Through the Singapore Film Commission, MDA continues to provide financial support for individual film projects made in Singapore, with some investments (of its own equity) in some of the new private funds, though the quantity is unclear.

The government had earlier stated that it sees long-term benefits in developing Singapore into an entertainment hub via the “halo effect” (similar to how the iPod has boost Apple’s perceived value), and hopes that this will also allow talent and skills to trickle down from the top. Broadening our regulations also mean that the promotional campaign now reads “made by Singapore”, rather than the narrower “made in Singapore”. Some S$500 million is in reserve for the film, TV and games industry, as announced in May by the MDA, and adding to this is the S$611 million pool from Singapore-based RGM, a talent management company turned film production house.

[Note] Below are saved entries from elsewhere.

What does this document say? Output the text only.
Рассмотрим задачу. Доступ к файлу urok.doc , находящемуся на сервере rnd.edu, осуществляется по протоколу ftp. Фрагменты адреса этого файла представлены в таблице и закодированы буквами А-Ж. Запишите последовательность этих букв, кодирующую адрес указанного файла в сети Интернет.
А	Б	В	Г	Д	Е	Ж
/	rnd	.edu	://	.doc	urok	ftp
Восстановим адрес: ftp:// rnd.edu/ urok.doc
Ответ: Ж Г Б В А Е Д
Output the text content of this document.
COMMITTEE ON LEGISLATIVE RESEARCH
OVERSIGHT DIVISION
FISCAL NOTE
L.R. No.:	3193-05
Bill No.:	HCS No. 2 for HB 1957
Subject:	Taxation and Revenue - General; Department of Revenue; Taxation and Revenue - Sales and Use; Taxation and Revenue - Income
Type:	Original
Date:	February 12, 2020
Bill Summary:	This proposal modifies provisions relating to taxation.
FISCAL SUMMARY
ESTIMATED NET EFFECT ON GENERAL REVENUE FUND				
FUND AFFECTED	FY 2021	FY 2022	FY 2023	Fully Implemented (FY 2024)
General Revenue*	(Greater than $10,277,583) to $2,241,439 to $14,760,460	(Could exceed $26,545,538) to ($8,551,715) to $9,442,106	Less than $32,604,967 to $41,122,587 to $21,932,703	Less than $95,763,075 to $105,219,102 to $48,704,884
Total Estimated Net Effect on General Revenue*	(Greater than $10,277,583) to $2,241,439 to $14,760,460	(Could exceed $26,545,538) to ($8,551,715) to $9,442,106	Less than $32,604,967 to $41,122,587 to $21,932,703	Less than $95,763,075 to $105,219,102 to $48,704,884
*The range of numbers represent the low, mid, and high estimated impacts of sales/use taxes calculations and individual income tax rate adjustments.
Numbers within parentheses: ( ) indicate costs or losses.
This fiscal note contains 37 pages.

Also pouring in are production funds in the process of being put together by Hyde Park Entertainment, totalling S$107 million. Head of LA-based Hyde Park Entertainment Ashok Amritraj comments: “The Economic Development Board and the MDA are very generous in their approach to companies that have an interest in Asia. And they are very flexible in the way they allow you to structure the funds.” He added that capital came principally from the MDA and investors based in the Middle East and Singapore, adding that the authorities “have made Singapore a safe, clear haven in these crazy times.”

RGM’s CEO, Davesh Chetty, also explained that a privately secured funds sometimes work better due to the lax restrictions, and are generally faster than bank loans. “We can (finance) pre-production where other movies have to wait for bank finance; we can greenlight with a minimum of presales; our U.S. deals don’t have to be (minimum guarantee deals), they can be P&A deals; and we can use all the variants on the independent finance model — presales, gap, mezzanine and equity.”

RGM first shifted to Singapore in 2005, and has plans for its $611 million to revolve for four years, focusing on movies with an Asian connection with a US distribution deal of some sort. Budgets for films will be large by Asian standards, starting from a minimum of S$23 million. Ideally, 10 $61 million films should be completed with the budget, with Chetty pointing out that Point Break 2 (helmed by Jan De Bont, filmed in Indonesia) is the example to follow. Chetty also estimates that 90% of the films would be lensed in Asia, with at least 3 getting the green light within the next quarter.

Earlier in April, Japan’s Entertainment Farm has also established a Singapore-based production fund which houses some S$76 million for projects brought in by producer Yukie Kito. The money gives the company freedom to fully finance smaller films or take up stake in larger projects for up to S$15 million.

“This is a new way of working for a Japanese company, and we are keeping the amount raised modest as we want to raise it quickly; we have projects waiting for finance,” says Yano Satoru, director of Entertainment Farm, who adds that the fund has no debt component or leverage.

Even Singapore’s cornerstone wealth fund, Temasek, has stepped foot into the industry, taking up stake in Indian broadcaster INX Media, and is currently in the midst of securing investments with Tata Sky.